Publicado en Visão, 16 de Agosto de 2007
Todos los días nos llegan noticias perturbadoras: el calentamiento global y la catástrofe ecológica cada vez más inminente; la conspicua preparación de una nueva guerra nuclear; los millones de personas que mueren anualmente de enfermedades que con una pequeña inversión mundial podrían ser erradicadas, como, por ejemplo, la malaria, la tuberculosis y el SIDA; la manipulación de la preocupación con un bien esencial para nuestra supervivencia, el agua, para privatizarla y transformarla en una fuente más de lucro, haciéndola inaccesible a los más pobres; la bárbara destrucción de la vida en el Medio Oriente y en Darfur en nombre de la democracia, del petróleo y de la religión. Cuando nuestros quehaceres y placeres diarios no consiguen distraernos de estas noticias somos asaltados por dos sentimientos contradictorios: un sentimiento de urgencia y un sentimiento de mudanza civilizacional.

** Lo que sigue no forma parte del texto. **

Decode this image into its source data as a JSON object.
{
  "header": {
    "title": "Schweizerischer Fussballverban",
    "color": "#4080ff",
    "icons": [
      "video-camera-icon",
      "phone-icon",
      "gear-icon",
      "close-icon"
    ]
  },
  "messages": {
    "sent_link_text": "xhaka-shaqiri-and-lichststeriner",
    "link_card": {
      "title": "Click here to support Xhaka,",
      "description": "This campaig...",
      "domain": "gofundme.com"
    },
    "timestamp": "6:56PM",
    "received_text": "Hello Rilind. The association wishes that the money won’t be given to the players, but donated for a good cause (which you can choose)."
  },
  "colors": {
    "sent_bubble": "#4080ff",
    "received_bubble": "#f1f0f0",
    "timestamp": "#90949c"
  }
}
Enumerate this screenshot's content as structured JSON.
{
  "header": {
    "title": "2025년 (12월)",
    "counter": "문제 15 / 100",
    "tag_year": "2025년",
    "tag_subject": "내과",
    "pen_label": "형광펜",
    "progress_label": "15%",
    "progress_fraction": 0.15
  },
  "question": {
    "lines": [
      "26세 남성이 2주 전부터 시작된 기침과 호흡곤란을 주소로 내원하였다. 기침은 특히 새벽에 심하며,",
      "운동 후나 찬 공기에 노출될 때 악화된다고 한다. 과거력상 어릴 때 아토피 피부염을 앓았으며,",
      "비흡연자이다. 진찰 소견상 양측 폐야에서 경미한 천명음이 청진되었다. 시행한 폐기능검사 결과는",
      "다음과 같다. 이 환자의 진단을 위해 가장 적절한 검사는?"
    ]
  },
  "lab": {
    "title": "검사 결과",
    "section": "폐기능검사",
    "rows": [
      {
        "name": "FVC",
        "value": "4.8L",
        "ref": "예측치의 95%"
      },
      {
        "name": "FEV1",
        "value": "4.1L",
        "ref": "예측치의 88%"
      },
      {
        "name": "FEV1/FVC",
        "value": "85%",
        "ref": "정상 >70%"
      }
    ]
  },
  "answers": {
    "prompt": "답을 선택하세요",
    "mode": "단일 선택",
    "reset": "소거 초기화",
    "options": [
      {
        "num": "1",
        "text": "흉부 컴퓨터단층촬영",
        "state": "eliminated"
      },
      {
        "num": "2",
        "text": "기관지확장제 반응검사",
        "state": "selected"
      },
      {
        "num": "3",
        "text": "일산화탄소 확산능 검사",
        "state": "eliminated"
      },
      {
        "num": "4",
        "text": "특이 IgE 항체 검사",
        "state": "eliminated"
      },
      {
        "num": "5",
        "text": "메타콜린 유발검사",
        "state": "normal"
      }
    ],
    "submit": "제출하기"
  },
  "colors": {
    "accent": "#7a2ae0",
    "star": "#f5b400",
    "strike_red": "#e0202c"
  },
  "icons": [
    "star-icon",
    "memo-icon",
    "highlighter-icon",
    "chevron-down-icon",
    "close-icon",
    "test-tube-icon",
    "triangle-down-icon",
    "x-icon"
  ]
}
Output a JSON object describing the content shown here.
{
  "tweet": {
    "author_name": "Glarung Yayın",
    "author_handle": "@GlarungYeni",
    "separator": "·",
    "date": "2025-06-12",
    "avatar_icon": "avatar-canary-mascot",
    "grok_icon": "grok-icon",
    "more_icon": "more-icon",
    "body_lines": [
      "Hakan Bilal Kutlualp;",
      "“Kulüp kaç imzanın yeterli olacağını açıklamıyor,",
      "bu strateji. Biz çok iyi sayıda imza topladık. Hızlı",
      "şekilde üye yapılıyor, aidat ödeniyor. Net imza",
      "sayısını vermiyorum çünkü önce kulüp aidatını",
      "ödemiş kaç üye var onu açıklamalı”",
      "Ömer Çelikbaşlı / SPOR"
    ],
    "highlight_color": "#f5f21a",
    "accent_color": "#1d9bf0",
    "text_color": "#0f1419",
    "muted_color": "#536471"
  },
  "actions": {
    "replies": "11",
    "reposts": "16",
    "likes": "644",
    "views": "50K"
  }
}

El primer sentimiento nos lleva a pensar que algo ha de hacerse a corto plazo, pues de otro modo será probablemente demasiado tarde. Parece ser de sentido común que si no actuamos a corto plazo tal vez no haya largo plazo. La angustia que este sentimiento nos provoca aumenta cuando comprobamos que este sentido común no parece compartido por las instituciones políticas que nos gobiernan. Las instituciones nacionales no se sienten responsables por nada de lo que pasa más allá de sus fronteras y los problemas globales con impacto nacional (como los cambios climáticos), siendo responsabilidad de todos, no son al final responsabilidad de ningún país en particular. Por su parte, las instituciones internacionales nos refuerzan, de alguna manera, nuestro sentido común, pero el discurso de la urgencia es neutralizado por la práctica de la impotencia, ya que, al final, son rehenes de las instituciones políticas nacionales.
El segundo sentimiento procede de la sospecha de que las noticias perturbadoras se irán acumulando cada vez más, a media que prevalezca esta civilización tan creativa como destructiva, dominada por la idea de que sólo tiene valor lo que tiene precio, capaz de acumular riquezas fabulosas en las manos de pocos y transformar, con indiferencia repugnante, una buena parte de la humanidad en población desechable, una civilización tan predadora del hombre y de la naturaleza como seductora por el modo en que penetra en nuestra piel y nos aferra a una compulsión ideológica del consumo, ya podamos o no consumir. En este caso, nuestro sentido común nos dice que sólo a largo plazo será posible modificar las cosas, tarea de muchas generaciones, centrada en la educación para la paz y para la solidaridad, para la ciudadanía y para la racionalidad ambiental. Y la angustia nos sobreviene porque en este caso estamos todavía más desprovistos de instituciones, ya que las existentes, siendo producto de esta civilización, en nada nos pueden ayudar a construir otra.
Ante estos sentimientos contradictorios de urgencia y de mudanza civilizacional, de corto plazo y de largo plazo, estamos más solos que nunca. Y si nadie puede pensar en actuar por nosotros, ¿por qué no comenzamos a pensar con más autonomía y a actuar colectivamente con más innovación y osadía? Por más contradictorio que parezca, será por nosotros que puedan comenzar tanto las acciones urgentes como las mudanzas civilizacionales. O no comenzarán nunca.